Penn's research found that students who worked on a DentSim were able to refine their skills more quickly than students who practiced on traditional mannequins. Students who work on the old-fashioned mannequins must ask a faculty member to take measurements to evaluate their work.

"With the virtual-reality unit, there is immediate feedback, and you can ask for feedback as much as you want without waiting to get the professor's attention," Buchanan said. "And with the visuals, you are able to see your mistakes side by side with the ideal presentation."

On the computer screen, students can see color-coded images of the tooth they just drilled, as well as cross-sections and other 3-D representations.

"This type of feedback is instrumental in helping students understand," Buchanan said.

Penn has four of the DentSim units, she said.

"It is very exciting," said Buchanan, who founded a group called the DentSim Users Consortium for dental schools that are training students on the simulators. "I get calls from all over the world about ours."

Developed and marketed by DenX, an Israeli company, DentSim incorporates optic, imaging and simulation technologies.

Shlomo Lehavi, president and chief executive officer of DenX-America Inc. in Tarzana, Calif., said the company spent nearly seven years and invested $14 million to develop the system. The simulator was introduced in 1998, and DenX began extensive marketing about two years ago in the United States.

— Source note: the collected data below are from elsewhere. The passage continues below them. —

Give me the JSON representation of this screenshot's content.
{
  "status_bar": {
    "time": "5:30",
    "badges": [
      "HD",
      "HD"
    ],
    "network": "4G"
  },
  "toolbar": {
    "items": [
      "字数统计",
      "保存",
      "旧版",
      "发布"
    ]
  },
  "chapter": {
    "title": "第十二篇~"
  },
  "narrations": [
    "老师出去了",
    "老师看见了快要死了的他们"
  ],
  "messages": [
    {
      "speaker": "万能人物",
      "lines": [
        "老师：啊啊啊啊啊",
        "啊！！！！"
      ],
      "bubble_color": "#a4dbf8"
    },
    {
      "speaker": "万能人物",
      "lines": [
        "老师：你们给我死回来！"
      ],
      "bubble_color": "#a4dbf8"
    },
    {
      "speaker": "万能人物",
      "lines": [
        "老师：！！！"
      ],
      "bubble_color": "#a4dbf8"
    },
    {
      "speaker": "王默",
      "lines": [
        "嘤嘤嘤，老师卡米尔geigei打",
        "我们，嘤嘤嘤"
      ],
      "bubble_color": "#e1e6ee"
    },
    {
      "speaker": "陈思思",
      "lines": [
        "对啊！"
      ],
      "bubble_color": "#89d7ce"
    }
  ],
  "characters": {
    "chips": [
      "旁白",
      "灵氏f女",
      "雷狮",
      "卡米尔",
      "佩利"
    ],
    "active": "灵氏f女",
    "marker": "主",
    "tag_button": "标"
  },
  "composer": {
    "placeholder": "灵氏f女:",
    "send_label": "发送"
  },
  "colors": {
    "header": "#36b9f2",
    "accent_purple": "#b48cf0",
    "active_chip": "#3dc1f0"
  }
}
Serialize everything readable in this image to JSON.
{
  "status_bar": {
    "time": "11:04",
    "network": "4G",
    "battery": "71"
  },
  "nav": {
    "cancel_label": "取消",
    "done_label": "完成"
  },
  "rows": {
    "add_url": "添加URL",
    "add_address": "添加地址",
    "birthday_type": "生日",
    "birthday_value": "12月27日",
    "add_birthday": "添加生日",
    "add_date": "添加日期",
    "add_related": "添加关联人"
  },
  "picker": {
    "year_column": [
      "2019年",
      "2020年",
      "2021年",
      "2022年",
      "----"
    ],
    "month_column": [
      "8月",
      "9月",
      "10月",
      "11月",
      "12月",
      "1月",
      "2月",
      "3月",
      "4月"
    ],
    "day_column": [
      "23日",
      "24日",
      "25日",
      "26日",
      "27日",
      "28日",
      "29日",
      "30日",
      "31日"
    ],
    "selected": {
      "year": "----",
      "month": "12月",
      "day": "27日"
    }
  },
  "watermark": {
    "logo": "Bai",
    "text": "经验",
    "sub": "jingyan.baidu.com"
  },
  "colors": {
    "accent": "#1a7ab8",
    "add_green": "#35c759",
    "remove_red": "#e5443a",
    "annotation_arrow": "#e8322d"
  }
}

About 100 DentSims have been sold to dental schools in the United States. In addition to Temple and Penn, DentSim users include dental schools at Case Western Reserve University in Cleveland, the University of Missouri at Kansas City, and Columbia University in New York.

The largest installation is at the University of Tennessee; the state Legislature provided funds to equip the university's College of Dentistry in Nashville with 40 DentSims.

"The biggest problem in dental school is that you are in the hands of your professor," said Lehavi, who is a dentist.

Students who labor on old-fashioned mannequins show their completed work to their professor, who sees the finished work, but rarely the process.

Lehavi said studies have suggested that dental students waste as much as 90 percent of their lab time waiting for a professor to check their work before the students can proceed to the next step.